On ne peut pas faire grand-chose d'autre que se désoler devant la "Jungle", ce camp situé aux abords de la ville de Calais qui fut démantelé en 2016. La nature favorise la vie qui s'épanouit là où cette "jungle" de fortune peine à faire place à la survie. Né de l'égoïsme et de la peur, cet environnement précaire restera comme une tache infâme apposée sur le visage blême d'un Occident dont plus personne ne peut croire qu'il est animé par des valeurs d'humanisme et d'universalité. On se dit tout cela et bien d'autres choses désespérantes en sortant de Calais - Témoigner de la "Jungle". Cette exposition nécessaire, en ce qu'elle permet de mieux décrypter la stratégie des images, prend place dans le cabinet de la photographie du Centre Pompidou. L'accrochage est d'autant plus intéressant qu'il met en scène trois approches visuelles complémentaires. Il y a d'abord les clichés du plasticien Bruno Serralongue, pris à l'aide d'une chambre photographique. Les prises de vues décalées de l'intéressé permettent un autre regard sur cet événement que celui de l'immédiateté médiatique.
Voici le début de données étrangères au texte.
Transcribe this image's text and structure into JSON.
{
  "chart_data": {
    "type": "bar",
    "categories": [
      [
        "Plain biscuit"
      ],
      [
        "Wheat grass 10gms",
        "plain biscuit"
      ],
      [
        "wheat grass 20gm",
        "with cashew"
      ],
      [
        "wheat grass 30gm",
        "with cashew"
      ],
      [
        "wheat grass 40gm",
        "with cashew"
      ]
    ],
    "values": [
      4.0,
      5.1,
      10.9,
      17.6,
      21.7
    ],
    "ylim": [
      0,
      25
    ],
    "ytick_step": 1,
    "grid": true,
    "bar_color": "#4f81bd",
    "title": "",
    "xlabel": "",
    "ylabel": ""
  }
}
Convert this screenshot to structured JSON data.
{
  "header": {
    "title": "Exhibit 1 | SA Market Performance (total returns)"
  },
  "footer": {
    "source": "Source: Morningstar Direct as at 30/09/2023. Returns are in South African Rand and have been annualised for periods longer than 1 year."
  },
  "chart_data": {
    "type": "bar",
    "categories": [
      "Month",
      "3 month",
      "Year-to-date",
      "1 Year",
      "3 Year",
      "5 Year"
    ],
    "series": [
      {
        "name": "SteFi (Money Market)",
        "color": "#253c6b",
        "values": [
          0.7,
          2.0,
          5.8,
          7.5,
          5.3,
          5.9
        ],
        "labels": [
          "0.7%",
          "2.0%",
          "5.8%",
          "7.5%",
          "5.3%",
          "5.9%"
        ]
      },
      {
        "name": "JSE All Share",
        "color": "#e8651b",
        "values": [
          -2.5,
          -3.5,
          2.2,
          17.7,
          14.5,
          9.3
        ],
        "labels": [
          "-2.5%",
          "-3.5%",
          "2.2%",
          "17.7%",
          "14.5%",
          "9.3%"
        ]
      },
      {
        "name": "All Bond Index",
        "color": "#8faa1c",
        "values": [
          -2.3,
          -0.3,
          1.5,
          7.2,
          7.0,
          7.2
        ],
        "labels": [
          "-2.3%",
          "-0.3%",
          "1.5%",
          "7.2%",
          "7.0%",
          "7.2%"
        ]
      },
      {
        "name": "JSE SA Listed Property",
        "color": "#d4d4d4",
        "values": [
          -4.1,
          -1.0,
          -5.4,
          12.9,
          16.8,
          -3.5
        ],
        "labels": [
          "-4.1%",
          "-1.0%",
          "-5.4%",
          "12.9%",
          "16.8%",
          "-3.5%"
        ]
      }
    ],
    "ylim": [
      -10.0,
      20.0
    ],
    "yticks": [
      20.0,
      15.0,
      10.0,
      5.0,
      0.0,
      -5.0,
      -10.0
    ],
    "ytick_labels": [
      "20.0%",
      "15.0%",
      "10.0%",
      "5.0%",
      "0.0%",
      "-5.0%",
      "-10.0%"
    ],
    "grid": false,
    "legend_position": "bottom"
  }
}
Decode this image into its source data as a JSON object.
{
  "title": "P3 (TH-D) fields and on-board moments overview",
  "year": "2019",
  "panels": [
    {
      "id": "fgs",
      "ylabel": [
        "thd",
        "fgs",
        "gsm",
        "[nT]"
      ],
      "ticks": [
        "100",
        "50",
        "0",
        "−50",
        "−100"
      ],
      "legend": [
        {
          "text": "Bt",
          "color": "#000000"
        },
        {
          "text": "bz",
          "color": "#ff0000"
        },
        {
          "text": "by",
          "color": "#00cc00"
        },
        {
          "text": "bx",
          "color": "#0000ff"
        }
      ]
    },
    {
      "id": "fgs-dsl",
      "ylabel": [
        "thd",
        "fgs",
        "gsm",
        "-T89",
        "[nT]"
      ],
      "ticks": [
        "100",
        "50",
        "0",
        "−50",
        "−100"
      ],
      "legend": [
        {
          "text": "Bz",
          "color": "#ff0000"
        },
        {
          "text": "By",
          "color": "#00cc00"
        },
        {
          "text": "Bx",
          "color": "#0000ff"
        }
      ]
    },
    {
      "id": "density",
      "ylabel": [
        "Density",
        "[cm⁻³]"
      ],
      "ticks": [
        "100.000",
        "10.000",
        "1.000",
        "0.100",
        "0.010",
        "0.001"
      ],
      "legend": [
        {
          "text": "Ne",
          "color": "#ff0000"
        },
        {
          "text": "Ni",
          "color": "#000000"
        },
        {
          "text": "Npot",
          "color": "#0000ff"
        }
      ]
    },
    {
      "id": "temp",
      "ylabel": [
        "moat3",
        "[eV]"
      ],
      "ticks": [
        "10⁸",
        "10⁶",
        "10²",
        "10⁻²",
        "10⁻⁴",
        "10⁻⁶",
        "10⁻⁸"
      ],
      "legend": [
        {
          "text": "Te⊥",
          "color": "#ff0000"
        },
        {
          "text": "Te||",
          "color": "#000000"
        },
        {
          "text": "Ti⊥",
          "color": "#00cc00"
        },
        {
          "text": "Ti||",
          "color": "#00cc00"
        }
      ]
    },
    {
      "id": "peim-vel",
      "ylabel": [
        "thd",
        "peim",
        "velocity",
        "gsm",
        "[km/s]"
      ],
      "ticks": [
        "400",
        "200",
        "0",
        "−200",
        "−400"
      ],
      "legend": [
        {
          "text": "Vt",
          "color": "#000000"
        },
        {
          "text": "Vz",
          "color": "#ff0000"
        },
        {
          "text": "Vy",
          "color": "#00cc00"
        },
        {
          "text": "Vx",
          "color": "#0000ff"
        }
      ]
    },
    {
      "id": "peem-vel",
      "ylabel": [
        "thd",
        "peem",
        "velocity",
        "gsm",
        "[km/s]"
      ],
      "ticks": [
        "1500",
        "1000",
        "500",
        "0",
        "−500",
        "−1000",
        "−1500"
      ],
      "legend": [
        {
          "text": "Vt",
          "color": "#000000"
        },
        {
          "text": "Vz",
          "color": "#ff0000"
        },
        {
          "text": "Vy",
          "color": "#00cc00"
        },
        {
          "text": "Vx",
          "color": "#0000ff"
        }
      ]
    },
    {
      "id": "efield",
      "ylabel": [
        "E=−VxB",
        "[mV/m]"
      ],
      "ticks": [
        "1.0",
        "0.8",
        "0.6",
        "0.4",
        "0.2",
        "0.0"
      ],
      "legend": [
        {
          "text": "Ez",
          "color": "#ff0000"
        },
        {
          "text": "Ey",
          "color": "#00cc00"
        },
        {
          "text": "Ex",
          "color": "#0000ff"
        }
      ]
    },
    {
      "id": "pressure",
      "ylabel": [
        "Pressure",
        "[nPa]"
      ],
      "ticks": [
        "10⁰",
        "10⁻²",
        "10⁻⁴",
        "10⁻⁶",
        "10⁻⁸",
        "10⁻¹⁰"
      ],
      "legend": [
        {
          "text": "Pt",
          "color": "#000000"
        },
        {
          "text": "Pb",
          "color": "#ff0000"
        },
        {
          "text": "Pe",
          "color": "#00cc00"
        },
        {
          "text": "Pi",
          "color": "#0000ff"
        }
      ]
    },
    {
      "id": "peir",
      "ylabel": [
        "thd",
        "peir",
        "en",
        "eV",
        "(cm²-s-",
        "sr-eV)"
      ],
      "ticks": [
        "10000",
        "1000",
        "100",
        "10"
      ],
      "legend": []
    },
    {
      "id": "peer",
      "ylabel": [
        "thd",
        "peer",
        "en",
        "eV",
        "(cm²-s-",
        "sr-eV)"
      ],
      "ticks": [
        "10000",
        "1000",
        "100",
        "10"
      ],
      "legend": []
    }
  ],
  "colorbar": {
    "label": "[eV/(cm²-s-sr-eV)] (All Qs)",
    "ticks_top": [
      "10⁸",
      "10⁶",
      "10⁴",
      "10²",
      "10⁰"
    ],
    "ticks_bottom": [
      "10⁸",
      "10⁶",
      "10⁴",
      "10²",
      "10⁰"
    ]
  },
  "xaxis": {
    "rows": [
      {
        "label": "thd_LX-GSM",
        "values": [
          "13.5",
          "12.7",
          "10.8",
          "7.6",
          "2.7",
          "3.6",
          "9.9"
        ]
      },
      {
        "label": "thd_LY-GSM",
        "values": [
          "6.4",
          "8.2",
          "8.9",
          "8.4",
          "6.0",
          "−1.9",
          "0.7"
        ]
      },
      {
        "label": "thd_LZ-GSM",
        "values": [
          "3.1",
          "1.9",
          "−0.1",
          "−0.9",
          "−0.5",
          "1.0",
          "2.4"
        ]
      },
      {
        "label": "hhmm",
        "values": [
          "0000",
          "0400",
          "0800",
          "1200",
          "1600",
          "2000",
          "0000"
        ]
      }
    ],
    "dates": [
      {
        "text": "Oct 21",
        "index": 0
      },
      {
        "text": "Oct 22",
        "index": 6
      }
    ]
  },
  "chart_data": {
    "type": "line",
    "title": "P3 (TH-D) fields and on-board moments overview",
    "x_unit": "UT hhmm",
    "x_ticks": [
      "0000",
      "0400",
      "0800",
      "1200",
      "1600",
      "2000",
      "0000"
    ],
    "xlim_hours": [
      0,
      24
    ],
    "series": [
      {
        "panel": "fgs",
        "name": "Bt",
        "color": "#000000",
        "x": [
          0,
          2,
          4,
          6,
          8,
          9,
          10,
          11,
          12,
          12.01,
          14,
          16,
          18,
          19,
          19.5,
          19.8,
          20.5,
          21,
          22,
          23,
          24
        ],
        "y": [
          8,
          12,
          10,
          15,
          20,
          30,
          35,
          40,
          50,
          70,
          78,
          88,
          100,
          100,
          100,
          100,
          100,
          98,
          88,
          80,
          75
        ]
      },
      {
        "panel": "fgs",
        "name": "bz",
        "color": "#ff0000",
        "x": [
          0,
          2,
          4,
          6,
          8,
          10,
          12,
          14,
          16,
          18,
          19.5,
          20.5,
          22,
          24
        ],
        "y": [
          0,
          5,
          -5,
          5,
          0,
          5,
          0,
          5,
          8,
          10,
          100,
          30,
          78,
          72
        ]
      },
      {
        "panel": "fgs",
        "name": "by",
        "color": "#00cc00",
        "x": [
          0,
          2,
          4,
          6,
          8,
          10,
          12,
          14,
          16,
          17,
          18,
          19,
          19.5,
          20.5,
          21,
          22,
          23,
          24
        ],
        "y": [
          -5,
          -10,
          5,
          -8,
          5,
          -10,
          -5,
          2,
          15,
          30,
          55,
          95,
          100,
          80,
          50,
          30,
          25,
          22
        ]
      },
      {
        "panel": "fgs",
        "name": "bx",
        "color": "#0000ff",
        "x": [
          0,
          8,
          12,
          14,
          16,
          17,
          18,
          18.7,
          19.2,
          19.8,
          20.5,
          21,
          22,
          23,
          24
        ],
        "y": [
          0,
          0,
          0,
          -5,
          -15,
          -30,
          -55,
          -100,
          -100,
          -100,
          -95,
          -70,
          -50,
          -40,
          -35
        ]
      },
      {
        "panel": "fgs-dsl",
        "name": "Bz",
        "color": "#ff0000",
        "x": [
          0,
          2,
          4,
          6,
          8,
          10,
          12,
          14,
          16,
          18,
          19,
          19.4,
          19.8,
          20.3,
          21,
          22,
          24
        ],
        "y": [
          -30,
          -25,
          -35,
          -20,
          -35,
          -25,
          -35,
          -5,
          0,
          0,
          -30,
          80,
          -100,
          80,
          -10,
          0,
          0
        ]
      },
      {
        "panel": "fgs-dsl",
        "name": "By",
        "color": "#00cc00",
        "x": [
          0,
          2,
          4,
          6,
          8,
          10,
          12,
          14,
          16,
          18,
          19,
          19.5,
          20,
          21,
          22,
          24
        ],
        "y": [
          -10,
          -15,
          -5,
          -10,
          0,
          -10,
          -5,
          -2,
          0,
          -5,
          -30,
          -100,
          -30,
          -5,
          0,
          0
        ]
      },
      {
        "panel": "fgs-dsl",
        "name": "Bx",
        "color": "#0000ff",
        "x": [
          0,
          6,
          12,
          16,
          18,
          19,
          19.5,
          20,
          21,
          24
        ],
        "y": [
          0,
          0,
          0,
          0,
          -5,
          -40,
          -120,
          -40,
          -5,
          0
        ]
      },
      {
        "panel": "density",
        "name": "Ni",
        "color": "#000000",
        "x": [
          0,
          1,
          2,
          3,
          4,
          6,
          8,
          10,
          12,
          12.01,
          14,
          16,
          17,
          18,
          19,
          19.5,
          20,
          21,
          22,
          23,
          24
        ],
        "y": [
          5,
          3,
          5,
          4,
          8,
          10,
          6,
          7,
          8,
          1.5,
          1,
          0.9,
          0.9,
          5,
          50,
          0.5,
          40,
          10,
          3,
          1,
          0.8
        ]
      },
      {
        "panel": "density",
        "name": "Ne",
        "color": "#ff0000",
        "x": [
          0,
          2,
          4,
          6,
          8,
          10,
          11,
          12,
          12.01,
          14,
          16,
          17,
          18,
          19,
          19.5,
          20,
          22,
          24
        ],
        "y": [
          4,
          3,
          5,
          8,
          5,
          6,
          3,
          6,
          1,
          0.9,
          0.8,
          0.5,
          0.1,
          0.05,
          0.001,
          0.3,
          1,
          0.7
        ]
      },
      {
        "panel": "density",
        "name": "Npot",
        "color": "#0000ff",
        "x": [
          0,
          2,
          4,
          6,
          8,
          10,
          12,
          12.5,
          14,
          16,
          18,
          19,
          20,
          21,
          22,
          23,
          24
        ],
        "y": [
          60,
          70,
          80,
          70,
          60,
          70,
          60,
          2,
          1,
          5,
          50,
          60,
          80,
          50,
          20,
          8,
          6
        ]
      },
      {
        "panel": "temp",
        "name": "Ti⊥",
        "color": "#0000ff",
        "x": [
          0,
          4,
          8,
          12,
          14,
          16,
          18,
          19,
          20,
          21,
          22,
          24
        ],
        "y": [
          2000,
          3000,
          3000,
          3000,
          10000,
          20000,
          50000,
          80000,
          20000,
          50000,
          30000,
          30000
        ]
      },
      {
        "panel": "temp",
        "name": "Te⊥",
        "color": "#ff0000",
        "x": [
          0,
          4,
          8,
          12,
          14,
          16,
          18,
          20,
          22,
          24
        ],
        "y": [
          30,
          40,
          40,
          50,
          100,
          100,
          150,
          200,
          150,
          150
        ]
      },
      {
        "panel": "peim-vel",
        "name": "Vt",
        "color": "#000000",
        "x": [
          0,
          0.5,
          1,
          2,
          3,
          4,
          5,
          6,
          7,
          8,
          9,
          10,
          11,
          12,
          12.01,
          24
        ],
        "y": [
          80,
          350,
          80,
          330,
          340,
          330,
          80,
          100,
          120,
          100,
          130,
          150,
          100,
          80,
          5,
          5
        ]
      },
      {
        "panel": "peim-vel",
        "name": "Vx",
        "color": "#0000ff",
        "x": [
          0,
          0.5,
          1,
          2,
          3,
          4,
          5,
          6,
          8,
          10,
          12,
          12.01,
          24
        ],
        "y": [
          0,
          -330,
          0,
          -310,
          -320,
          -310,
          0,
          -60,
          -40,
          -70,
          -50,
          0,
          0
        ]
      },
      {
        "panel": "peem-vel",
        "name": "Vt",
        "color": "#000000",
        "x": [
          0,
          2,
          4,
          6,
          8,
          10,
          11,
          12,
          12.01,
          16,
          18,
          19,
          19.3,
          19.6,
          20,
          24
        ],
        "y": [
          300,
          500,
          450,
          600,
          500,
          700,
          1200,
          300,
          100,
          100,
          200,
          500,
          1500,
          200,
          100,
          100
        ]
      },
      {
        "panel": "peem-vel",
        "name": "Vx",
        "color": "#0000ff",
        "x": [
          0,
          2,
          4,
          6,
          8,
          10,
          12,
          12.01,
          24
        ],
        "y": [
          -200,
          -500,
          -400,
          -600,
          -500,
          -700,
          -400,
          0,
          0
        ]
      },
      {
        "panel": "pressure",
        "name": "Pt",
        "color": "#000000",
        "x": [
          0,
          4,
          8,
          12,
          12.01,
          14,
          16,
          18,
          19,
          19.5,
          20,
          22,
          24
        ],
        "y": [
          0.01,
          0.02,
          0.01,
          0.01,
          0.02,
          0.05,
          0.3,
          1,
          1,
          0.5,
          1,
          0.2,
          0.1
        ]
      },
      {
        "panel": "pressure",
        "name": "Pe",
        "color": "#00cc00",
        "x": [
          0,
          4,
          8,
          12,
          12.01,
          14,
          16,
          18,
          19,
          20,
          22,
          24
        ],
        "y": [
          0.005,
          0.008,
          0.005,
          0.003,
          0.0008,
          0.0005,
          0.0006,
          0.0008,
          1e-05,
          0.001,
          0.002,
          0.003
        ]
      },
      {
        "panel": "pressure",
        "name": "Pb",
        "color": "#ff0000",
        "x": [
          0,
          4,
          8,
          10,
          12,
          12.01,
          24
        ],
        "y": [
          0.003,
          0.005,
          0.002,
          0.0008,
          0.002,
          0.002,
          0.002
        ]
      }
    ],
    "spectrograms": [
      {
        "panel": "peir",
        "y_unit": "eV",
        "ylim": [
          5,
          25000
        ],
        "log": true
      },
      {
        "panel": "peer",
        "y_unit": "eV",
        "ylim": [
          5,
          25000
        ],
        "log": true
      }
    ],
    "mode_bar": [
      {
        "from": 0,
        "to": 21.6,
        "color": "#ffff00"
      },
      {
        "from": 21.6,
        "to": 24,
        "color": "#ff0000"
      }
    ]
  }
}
À l'opposé de cette temporalité ralentie, on trouve les contenus fournis par l'Agence France-Presse. Ceux-ci sont traversés par une contradiction manifeste: il s'agit à la fois de livrer le plus d'éléments de compréhension possible et en même temps d'extraire l'image qui restera (celle-ci étant forcément paradoxale). Cette tension est sans pitié, les photographies finissent par s'annuler, pour qui les regarde aujourd'hui. Enfin, et c'est sans doute ce qui marque le plus le visiteur, il y a les photographies extrêmement touchantes prises par les migrants, les exilés et les réfugiés eux-mêmes. Celles-ci souligne le rôle d'un auxiliaire de vie inattendu: le téléphone portable comme lien avec le monde.

Bruno Serralongue, Agence France-Presse, les habitants, au Centre Pompidou, à Paris. Jusqu'au 24/02.